Un trou dans le monde de Lucien Suel

par Philippe Boisnard
mercredi 20 septembre 2006

Peu connu du grand public, Lucien Suel, qui a publié dans sa maison d’édition La Station Underground d’Emerveillement Littéraire - certains textes inédits de Burroughs entre autres, vient de publier Un trou dans le monde, livre qui interroge poétiquement notre rapport au monde et à la terre, et ceci sans aucun lyrisme.

Lucien Suel, comme Ivar Ch’vavar, fait partie de ces poètes de la terre, de celle du Nord et de la Picardie, de cette tradition de la pensée/corps qui s’imbrique au monde, au sol, aux éléments, à leur lourdeur : "Mon âme chavire nue dans le courant permanent de la viande", et cette viande est celle qui gravite en à-plat de campagne, se dresse à hauteur de terrils, traverse jardins ouvriers, car Suel, tout à la fois écrivain et jardinier, le dit dans les Visions d’un jardin ordinaire (Editions du marais, 2000) réalisé en collaboration avec sa femme Josiane, photographe : "Quotidiennement, longuement, souvent, le jardinier a pissé sur le compost."

Ce trou dans le monde, cette présence trouante de soi dans le monde, est celle d’un témoignage d’être, de cette simplicité d’une existence qui loin de produire comme "les robots transformateurs en plastique, goldoraks de pacotille", devine à travers les éléments et le corps qui s’y mêle que "la vraie condition de notre existence est que l’univers soit en expansion". Expansion qui se fait à partir d’un néant originaire, expansion qui se fait au travers de ces trouées de vie qui déchirent les vides : "Au commencement était le trou dans le trou. Le vagin du néant."

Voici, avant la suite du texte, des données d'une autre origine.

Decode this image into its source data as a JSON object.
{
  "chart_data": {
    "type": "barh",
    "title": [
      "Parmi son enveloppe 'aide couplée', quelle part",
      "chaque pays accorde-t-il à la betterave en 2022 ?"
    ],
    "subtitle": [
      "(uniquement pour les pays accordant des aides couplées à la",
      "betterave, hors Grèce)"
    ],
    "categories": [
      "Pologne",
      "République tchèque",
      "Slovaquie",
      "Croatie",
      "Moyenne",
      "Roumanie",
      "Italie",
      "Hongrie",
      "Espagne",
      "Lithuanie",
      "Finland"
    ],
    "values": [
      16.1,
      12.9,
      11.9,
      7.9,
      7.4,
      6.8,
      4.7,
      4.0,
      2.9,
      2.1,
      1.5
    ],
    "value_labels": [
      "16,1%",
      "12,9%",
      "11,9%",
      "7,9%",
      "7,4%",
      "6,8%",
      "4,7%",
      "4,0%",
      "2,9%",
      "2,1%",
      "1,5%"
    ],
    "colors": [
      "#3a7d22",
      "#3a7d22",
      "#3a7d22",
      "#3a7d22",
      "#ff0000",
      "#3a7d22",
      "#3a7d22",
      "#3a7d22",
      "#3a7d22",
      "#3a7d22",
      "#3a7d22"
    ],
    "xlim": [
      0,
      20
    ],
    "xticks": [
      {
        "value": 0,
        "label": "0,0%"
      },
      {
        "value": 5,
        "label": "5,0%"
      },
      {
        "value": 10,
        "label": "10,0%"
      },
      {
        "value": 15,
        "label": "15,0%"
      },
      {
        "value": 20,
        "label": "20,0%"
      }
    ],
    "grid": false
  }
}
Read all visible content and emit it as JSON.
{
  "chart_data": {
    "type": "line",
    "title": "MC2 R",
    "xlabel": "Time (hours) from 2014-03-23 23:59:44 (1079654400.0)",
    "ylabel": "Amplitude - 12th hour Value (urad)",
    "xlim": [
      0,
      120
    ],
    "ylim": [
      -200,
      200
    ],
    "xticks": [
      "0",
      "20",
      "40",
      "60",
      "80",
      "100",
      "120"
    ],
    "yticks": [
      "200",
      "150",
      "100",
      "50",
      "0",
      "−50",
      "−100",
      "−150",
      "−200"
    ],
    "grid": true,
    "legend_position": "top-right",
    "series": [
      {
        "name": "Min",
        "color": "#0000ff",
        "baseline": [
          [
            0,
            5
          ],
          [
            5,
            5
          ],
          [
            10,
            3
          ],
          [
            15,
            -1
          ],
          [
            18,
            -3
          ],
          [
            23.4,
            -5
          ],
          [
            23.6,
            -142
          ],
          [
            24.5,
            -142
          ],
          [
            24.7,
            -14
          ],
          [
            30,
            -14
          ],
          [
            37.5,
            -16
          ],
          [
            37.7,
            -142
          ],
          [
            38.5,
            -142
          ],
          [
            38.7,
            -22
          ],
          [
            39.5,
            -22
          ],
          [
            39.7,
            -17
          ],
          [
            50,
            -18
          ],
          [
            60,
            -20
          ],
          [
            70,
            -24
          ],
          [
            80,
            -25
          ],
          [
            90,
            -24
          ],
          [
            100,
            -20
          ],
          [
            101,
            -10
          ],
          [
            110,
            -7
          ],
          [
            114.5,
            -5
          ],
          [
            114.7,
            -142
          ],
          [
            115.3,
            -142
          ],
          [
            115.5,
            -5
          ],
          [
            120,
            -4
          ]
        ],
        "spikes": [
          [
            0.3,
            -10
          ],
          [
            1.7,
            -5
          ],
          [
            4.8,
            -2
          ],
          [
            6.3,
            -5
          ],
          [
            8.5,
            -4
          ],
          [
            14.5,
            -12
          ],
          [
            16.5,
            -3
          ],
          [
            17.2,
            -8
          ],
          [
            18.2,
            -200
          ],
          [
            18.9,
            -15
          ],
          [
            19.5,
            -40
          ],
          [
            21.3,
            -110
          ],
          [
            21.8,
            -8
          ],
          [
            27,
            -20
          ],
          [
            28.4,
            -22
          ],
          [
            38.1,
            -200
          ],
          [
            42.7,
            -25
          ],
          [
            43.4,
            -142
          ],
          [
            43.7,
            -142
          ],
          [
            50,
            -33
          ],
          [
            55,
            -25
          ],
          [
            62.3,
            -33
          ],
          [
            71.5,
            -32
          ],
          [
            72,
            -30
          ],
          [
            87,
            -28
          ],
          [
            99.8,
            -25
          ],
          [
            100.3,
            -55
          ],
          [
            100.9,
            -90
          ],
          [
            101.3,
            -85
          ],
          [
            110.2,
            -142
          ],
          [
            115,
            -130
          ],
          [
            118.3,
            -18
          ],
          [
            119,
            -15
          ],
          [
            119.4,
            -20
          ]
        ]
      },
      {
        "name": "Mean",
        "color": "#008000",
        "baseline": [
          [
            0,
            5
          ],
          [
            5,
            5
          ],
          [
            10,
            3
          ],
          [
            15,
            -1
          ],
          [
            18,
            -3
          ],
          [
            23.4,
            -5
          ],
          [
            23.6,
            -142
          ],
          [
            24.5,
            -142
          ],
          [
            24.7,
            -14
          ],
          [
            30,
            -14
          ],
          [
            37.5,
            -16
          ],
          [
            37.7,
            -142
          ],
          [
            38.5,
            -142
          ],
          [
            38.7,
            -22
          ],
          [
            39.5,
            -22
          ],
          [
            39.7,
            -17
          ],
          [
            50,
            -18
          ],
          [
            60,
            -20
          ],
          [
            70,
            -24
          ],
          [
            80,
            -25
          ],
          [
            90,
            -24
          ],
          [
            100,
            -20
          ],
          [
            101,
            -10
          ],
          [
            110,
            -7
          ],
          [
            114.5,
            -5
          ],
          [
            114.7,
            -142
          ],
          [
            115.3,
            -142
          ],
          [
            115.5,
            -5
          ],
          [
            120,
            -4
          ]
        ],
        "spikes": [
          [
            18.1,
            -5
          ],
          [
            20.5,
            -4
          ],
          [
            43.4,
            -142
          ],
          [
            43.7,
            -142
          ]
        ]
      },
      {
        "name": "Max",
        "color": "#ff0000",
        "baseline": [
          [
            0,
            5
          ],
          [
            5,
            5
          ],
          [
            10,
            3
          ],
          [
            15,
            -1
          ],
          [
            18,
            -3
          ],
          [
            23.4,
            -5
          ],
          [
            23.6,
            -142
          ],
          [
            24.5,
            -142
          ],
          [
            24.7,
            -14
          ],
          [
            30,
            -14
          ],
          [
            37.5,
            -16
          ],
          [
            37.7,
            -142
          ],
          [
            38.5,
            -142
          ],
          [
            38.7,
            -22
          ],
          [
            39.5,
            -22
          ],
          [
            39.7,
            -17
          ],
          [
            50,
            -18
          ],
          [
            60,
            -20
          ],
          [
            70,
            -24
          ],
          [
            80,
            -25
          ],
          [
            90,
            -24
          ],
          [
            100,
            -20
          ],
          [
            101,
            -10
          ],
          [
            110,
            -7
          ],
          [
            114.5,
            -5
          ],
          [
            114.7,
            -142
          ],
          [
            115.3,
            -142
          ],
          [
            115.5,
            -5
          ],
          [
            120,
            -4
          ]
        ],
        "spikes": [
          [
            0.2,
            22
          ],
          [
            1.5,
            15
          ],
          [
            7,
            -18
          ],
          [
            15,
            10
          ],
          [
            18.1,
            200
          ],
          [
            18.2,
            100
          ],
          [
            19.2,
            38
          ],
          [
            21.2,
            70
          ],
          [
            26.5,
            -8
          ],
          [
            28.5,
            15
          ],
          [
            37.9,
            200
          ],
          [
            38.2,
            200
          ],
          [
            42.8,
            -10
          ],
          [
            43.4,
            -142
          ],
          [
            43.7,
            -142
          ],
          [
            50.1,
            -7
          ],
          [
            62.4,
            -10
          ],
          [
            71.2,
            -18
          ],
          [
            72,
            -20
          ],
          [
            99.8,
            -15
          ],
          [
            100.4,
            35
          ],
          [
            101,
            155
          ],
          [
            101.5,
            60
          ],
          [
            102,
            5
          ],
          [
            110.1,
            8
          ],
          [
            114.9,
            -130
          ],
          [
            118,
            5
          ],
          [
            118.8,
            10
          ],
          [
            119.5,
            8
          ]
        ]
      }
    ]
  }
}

Ce livre de Suel, reprend le même principe d’écriture que celui de Canal mémoire (Edition Marais du Livre, 2004) : mélange, échange, tissage entre une prose riche en mots et rythmée, quasi vocale et une poésie arithmogrammatique. D’ailleurs, les textes qui les constituent se croisent sur une même période de la fin des années 1980 jusqu’à 2004, et répondent d’une même nécessité que celle marquée en quatrième de couverture de Canal Mémoire  :"Les textes proposés ici vont du récit personnel au pamphlet visant différents aspects de notre modernité." Et déjà dans ce livre de 2004, la pensée du trou habitait l’écriture : "Toute la douleur à venir s’entasse au fond des trous noirs."

Ainsi, Un trou dans le monde explore la modernité, mais loin de tomber dans le nihilisme, qui est cependant mis en perspective, ce trou ouvre justement au-delà, dans le rapport entre ciel et terre qui s’effectue par le corps. L’une des particularités justement des poètes du Nord, des poètes qui ont pu être défendus par Ivar Ch’Vavar dans la revue Le jardin ouvrier, tient à une forme de transcendance qui s’effectue non pas à partir de l’envolée lyrique, légère, qui recherche l’élévation et les grands sentiments, mais une transcendance dans l’intime matière souffrante et qui jubile de sa finitude d’être. C’est pour cela que Suel a participé à l’anthologie Cadavre grand m’a raconté, anthologie des crétins et des fous du Nord : "Dans la pénombre, embusqué derrière un sac de glandes prélevées dans la viande mammifère, le rescapé de mes suaves tentations veille pieusement les reliques dont je suis l’humoral tabernacle, saint d’où sort le gras suint. L’angle de mes cuisses happe les phalanges des ordres sacrés. La vertèbre arrondit le dos. Le ventre ouvre la voie. Le boyau noir parle." Le sacré n’est pas nié, il est posé à même l’existence et ses turpitudes : aussi bien folie, douleur, simplicité d’être mortel sur cette terre.

"Chair se fait verbe en moi, entre nourriture et pourriture".

Editions Pierre Mainard, ISBN : 2-913751-27-X, 38 p. 8 €
adresse de l’éditeur : Pierre Mainard, 14, place Saint-Nicolas, 47600 Nérac.